Dès les années 1860, le tourisme connaît un premier essor en Valais. Encore très localisé, il se développe notamment dans le Bas-Valais qui jouit d’une relative facilité d’accès et surtout de la proximité de Chamonix et de son Mont-Blanc, centre touristique important. Le val d’Illiez et la vallée du Trient ne tardent pas à en profiter. Un premier hôtel est construit à Champéry en 1857, à Salvan en 1860, à Morgins en 1862. Ces constructions hôtelières sont étroitement liées à une amélioration du réseau routier : le tronçon qui unit Troistorrents à Monthey a été réaménagé en 1853, la route Troistorrents-Champéry est carrossable dès 1858 ; cette même année, les Salvanins transforment le sentier arrivant de la plaine en un chemin muletier. Un deuxième hôtel est bientôt construit à Champéry, puis à Salvan. Trois autres régions connaissent à cette même époque un développement touristique comparable : Zermatt, Saas-Fee et, dans un registre un peu différent à cause des bains thermaux, Loèche-les-Bains.

A partir des années 1890, le tourisme valaisan connaît un coup d’accélérateur qui correspond du reste à un véritable boom du tourisme suisse (12 millions de nuitées en 1894, 21 millions en 1913). Si les centres touristiques déjà connus développent leur capacité d’accueil, de nouvelles vallées comme Bagnes, Anniviers se lancent également dans ce que l’on nomme alors « l’industrie des étrangers ». Dans tout le canton, les hôtels poussent alors avec une rapidité prodigieuse.

Le chemin de fer

Il est étroitement lié à cette deuxième phase du développement touristique. Zermatt est la première à comprendre l’importance d’une liaison ferroviaire : la ligne de Viège est ouverte en 1891 déjà. Les stations bas-valaisannes suivent avec quelques années de retard. La ligne Martigny-Châtelard est ouverte en 1906, le prolongement de la ligne Aigle-Monthey jusqu’à Champéry est terminé en 1908. Ces chemins de fer attirent de nombreux visiteurs étrangers. A la vue des ces succès, tout le monde veut alors se lancer dans l’aventure. De nombreux projets de liaison sont alors envisagés, mais la plupart ne réaliseront pas et la guerre mettra fin à cet emballement qui témoigne pourtant des espoirs placés dans le développement touristique.

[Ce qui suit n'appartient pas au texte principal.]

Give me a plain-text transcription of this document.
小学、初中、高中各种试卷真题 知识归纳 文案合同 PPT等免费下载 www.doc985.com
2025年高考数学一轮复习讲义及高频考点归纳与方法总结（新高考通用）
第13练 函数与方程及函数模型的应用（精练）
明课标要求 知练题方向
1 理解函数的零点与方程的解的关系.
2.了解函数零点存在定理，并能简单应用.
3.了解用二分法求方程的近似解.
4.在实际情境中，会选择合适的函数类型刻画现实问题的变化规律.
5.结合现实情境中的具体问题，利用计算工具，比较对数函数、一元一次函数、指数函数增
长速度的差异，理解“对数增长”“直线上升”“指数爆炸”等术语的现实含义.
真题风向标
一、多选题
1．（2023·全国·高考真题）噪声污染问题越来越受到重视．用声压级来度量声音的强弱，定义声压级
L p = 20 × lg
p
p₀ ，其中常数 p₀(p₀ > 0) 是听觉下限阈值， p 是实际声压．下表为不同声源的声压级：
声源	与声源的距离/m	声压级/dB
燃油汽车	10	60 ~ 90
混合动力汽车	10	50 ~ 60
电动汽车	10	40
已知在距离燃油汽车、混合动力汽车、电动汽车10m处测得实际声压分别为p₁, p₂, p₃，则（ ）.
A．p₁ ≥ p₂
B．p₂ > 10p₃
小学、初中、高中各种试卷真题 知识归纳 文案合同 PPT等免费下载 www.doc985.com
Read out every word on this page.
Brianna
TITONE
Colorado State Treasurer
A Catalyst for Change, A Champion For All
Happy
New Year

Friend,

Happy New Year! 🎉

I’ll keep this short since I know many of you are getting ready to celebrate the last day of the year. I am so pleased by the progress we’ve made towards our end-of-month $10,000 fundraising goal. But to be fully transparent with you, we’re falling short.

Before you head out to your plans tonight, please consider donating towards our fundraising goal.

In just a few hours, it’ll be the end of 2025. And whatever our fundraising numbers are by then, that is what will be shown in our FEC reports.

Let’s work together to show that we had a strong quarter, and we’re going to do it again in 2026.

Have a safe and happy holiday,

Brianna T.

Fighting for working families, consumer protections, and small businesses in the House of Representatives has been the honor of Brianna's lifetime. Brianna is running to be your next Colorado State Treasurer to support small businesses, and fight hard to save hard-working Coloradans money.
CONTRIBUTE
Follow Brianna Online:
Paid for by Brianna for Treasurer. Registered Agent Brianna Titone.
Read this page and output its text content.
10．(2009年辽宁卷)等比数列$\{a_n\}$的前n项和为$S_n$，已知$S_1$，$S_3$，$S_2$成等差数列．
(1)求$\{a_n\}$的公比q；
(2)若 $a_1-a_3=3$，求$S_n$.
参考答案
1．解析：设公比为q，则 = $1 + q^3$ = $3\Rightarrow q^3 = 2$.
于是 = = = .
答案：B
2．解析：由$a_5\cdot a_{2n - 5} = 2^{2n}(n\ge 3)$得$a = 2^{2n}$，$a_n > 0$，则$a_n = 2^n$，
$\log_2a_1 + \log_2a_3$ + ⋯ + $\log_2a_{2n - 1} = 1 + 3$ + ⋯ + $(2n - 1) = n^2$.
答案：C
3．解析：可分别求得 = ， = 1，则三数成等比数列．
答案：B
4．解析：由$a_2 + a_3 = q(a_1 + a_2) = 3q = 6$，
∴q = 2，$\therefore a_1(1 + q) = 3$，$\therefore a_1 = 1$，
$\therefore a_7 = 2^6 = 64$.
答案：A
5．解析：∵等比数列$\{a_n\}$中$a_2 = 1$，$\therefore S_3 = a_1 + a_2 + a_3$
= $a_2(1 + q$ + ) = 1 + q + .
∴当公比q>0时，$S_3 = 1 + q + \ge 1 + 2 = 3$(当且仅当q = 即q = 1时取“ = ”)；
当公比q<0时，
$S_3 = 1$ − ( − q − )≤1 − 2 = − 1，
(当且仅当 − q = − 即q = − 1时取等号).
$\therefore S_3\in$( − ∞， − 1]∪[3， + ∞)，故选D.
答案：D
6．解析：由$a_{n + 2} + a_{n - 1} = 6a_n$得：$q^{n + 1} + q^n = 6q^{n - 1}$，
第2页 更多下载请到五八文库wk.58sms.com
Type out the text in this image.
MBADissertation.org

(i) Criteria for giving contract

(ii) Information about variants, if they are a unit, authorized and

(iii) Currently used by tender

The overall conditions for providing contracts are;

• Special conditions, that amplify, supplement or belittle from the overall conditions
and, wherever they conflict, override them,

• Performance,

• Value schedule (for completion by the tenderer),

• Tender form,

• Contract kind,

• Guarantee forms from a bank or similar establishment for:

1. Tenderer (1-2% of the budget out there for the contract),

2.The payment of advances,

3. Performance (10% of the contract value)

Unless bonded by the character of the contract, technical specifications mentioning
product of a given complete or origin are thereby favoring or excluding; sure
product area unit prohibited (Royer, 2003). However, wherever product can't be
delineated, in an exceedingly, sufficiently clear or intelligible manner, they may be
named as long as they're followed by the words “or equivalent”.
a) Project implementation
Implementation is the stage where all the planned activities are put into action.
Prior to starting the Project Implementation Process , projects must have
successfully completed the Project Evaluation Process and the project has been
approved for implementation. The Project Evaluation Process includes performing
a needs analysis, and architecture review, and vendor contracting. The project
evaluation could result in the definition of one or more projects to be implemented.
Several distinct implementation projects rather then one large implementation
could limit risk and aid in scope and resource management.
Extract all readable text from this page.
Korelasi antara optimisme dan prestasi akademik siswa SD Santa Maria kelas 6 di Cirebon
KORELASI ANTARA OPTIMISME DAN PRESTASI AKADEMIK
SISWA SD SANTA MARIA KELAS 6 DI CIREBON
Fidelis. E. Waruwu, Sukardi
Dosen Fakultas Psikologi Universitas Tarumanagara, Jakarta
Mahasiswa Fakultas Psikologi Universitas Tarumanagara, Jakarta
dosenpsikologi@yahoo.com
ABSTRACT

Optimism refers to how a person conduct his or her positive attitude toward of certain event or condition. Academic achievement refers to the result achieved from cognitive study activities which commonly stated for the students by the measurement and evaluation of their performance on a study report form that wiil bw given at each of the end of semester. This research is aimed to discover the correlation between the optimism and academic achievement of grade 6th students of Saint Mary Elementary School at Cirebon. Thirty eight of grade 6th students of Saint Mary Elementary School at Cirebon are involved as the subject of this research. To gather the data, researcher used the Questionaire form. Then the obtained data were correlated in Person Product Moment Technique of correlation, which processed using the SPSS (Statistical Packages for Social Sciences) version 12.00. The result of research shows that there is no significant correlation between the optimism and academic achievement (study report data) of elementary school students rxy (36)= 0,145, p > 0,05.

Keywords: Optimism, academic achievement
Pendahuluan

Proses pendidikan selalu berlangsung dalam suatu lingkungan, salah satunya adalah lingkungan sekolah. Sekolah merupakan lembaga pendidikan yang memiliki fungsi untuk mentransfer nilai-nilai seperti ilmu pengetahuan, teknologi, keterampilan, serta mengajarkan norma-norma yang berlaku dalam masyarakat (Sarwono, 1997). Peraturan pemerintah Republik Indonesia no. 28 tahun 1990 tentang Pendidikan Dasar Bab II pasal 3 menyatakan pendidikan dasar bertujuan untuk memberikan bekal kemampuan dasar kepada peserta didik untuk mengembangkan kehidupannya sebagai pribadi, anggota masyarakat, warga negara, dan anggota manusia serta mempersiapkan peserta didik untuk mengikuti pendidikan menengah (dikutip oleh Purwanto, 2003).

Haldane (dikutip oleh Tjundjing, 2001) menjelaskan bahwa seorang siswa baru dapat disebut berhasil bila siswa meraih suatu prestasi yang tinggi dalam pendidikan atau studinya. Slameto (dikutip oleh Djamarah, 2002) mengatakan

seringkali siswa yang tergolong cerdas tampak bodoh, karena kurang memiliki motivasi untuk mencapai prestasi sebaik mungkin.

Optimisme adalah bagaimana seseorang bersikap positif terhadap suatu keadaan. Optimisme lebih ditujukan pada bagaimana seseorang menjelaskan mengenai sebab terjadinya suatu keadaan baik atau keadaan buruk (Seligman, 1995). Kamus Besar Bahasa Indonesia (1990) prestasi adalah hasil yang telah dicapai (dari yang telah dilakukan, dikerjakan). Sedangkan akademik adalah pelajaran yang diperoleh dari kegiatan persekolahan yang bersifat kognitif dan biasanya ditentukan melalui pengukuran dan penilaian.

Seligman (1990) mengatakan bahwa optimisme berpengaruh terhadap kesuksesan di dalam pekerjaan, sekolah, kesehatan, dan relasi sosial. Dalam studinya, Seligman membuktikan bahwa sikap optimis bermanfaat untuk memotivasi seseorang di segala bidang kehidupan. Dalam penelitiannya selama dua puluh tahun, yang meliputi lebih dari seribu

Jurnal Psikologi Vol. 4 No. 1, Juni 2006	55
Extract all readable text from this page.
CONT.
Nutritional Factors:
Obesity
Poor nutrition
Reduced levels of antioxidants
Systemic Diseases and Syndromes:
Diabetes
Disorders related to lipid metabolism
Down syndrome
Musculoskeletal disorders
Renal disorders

Préjugés et esprit d'entreprise

Un préjugé voudrait que la construction d’hôtels en Valais ait été le fait d’étrangers fortunés et que cette intrusion de la modernité dans un petit village ait désorganisé complètement une économie traditionnelle harmonieuse. La réalité est en fait toute différente. Dans de nombreux cas, il semble que l’initiative du projet et les capitaux soient d’origine indigène. Le succès de l’entrepreneur Seiler vient par exemple tout de suite à l’esprit. A une plus petite échelle, la famille Exhenry joue un rôle comparable à Champéry en construisant le premier hôtel du village et en investissant plus tard dans la ligne Monthey-Champéry,… En ce domaine, de nombreux Valaisans on fait preuve d’un esprit d’entreprise remarquable qui dément les accusations du Conseil d’Etat qui évoque fréquemment l’ « indolence » et l’« apathie » qui caractériserait ses administrés.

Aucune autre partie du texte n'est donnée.